Хоть все коссаянцы были грабителями и убийцами, без которых человечество могло лишь вздохнуть спокойнее, я опасался (ради Александра, разумеется), что царь устроит жуткую, диктуемую безумием резню. Но он пришел в себя. Конечно, он убивал врагов там, где битва взывала об этом; возможно, Гефестион был доволен, если только мертвые и впрямь так обожают кровь, как поет о том Гомер. Но Александр захватывал пленных, не отступая от своего обычая, и пленял вождей, чтобы ставить свои условия оставшимся на свободе. Мысль его работала ясно, как прежде.
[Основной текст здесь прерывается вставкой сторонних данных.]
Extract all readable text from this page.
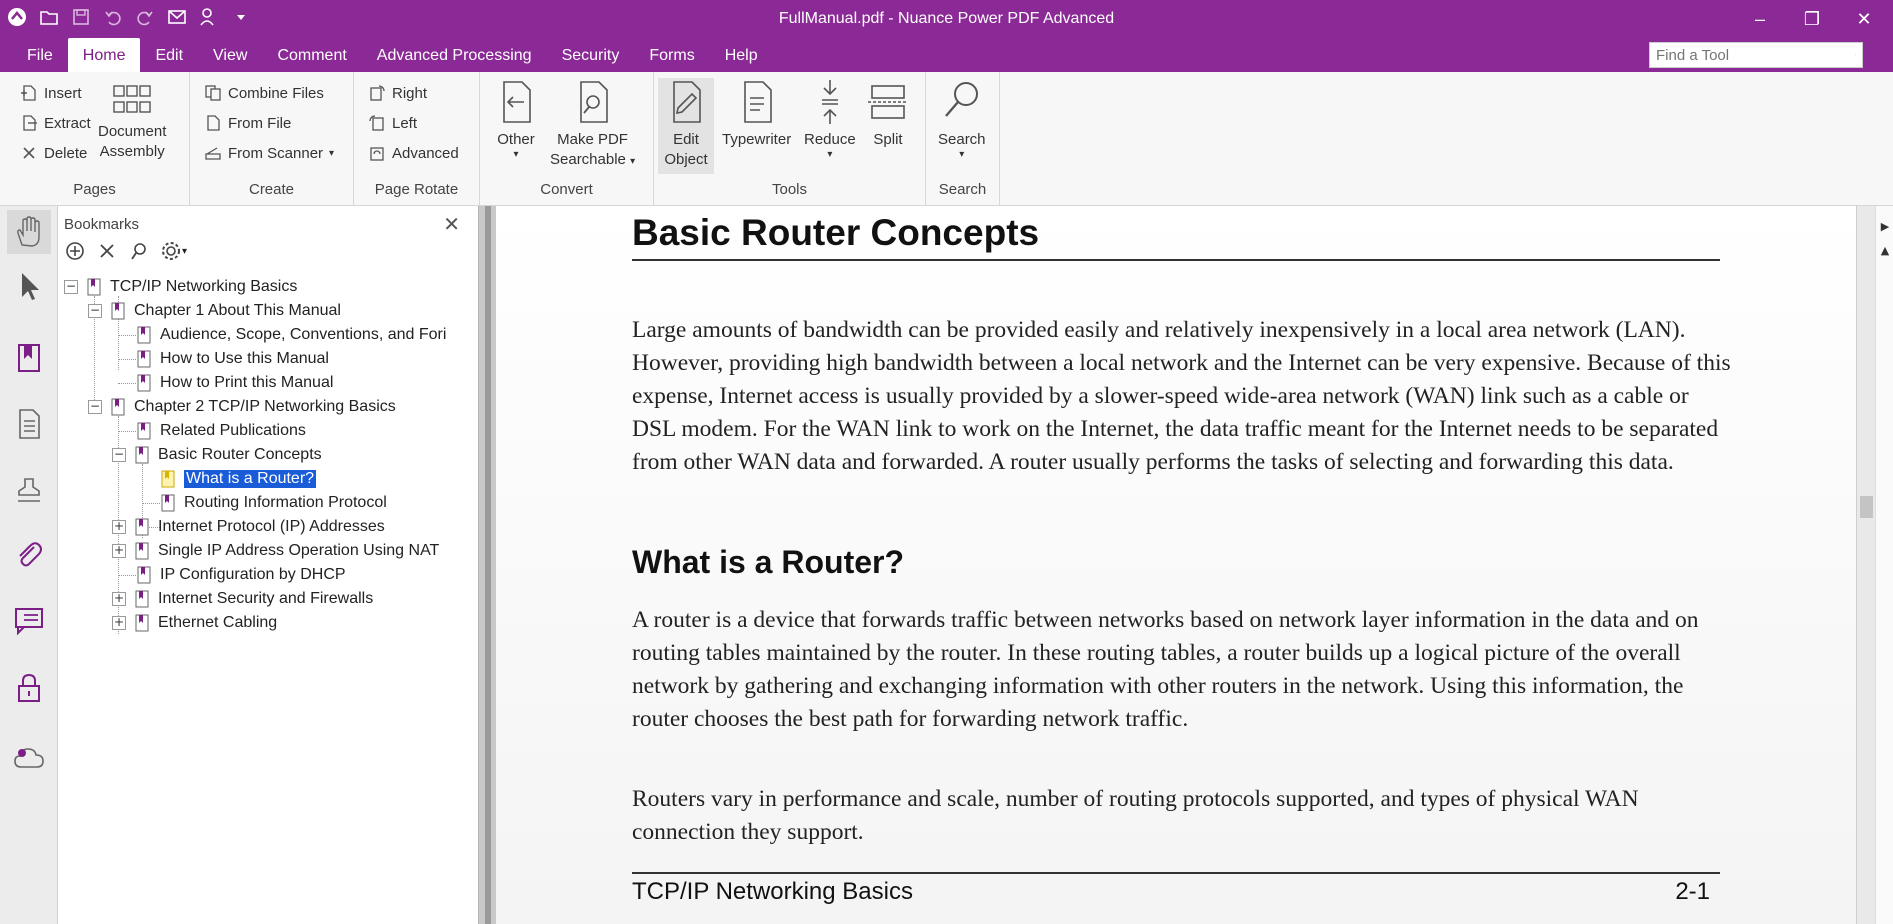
FullManual.pdf - Nuance Power PDF Advanced	–	❐	✕
File	Home	Edit	View	Comment	Advanced Processing	Security	Forms	Help
Find a Tool
Insert
Extract
Delete
Document
Assembly
Pages
Combine Files
From File
From Scanner ▾
Create
Right
Left
Advanced
Page Rotate
Other
▾
Make PDF
Searchable ▾
Convert
Edit
Object
Typewriter Reduce
▾
Split
Tools
Search
▾
Search
Bookmarks	✕
▾
− TCP/IP Networking Basics
− Chapter 1 About This Manual
Audience, Scope, Conventions, and Fori
How to Use this Manual
How to Print this Manual
− Chapter 2 TCP/IP Networking Basics
Related Publications
− Basic Router Concepts
What is a Router?
Routing Information Protocol
+ Internet Protocol (IP) Addresses
+ Single IP Address Operation Using NAT
IP Configuration by DHCP
+ Internet Security and Firewalls
+ Ethernet Cabling
Basic Router Concepts
Large amounts of bandwidth can be provided easily and relatively inexpensively in a local area network (LAN). However, providing high bandwidth between a local network and the Internet can be very expensive. Because of this expense, Internet access is usually provided by a slower-speed wide-area network (WAN) link such as a cable or DSL modem. For the WAN link to work on the Internet, the data traffic meant for the Internet needs to be separated from other WAN data and forwarded. A router usually performs the tasks of selecting and forwarding this data.
What is a Router?
A router is a device that forwards traffic between networks based on network layer information in the data and on routing tables maintained by the router. In these routing tables, a router builds up a logical picture of the overall network by gathering and exchanging information with other routers in the network. Using this information, the router chooses the best path for forwarding network traffic.
Routers vary in performance and scale, number of routing protocols supported, and types of physical WAN connection they support.
TCP/IP Networking Basics	2-1
▶
▲
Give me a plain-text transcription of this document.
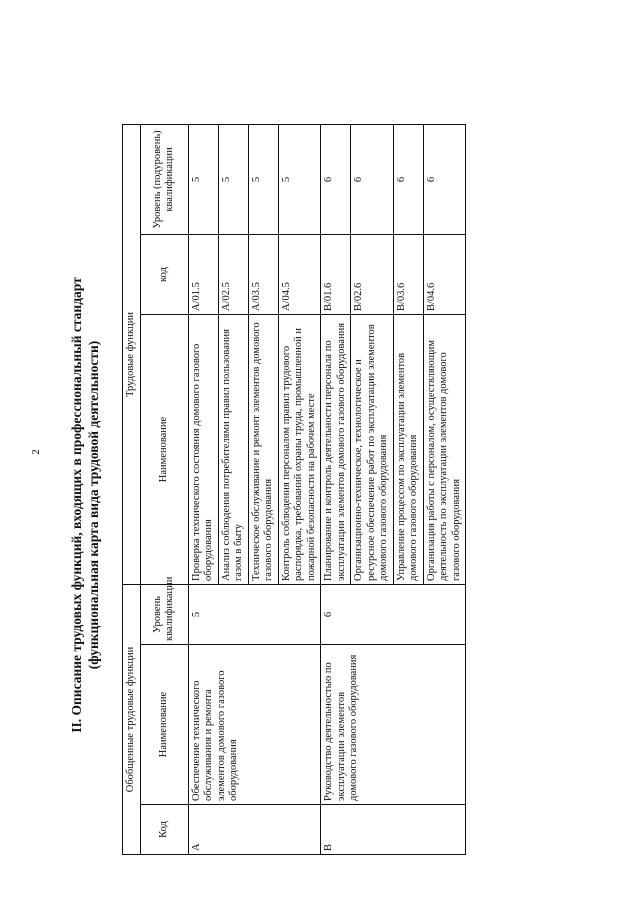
2 II. Описание трудовых функций, входящих в профессиональный стандарт (функциональная карта вида трудовой деятельности)
Обобщенные трудовые функции			Трудовые функции		
Код	Наименование	Уровень квалификации	Наименование	код	Уровень (подуровень) квалификации
А	Обеспечение технического обслуживания и ремонта элементов домового газового оборудования	5	Проверка технического состояния домового газового оборудования	A/01.5	5
			Анализ соблюдения потребителями правил пользования газом в быту	A/02.5	5
			Техническое обслуживание и ремонт элементов домового газового оборудования	A/03.5	5
			Контроль соблюдения персоналом правил трудового распорядка, требований охраны труда, промышленной и пожарной безопасности на рабочем месте	A/04.5	5
B	Руководство деятельностью по эксплуатации элементов домового газового оборудования	6	Планирование и контроль деятельности персонала по эксплуатации элементов домового газового оборудования	B/01.6	6
			Организационно-техническое, технологическое и ресурсное обеспечение работ по эксплуатации элементов домового газового оборудования	B/02.6	6
			Управление процессом по эксплуатации элементов домового газового оборудования	B/03.6	6
			Организация работы с персоналом, осуществляющим деятельность по эксплуатации элементов домового газового оборудования	B/04.6	6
Он видел каждую козью тропу, ведущую к очередному орлиному гнезду; его военные хитрости и сюрпризы были виртуозны. А ведь ничто не излечит творца лучше собственного его искусства.
После одной блестящей победы он устроил в своем шатре ужин для военачальников. Еще перед тем, как явились гости, я беспечно сказал ему: «Аль Скандир, тебе надо подровнять волосы», — и он позволил мне поправить неровные концы. В ту ночь он выпил немало и опьянел. Царь не делал этого со дня смерти Гефе-стиона: вино могло утопить его чистую скорбь. Теперь он пил за победу, и, помогая ему добраться до постели, я чувствовал облегчение в своем сердце.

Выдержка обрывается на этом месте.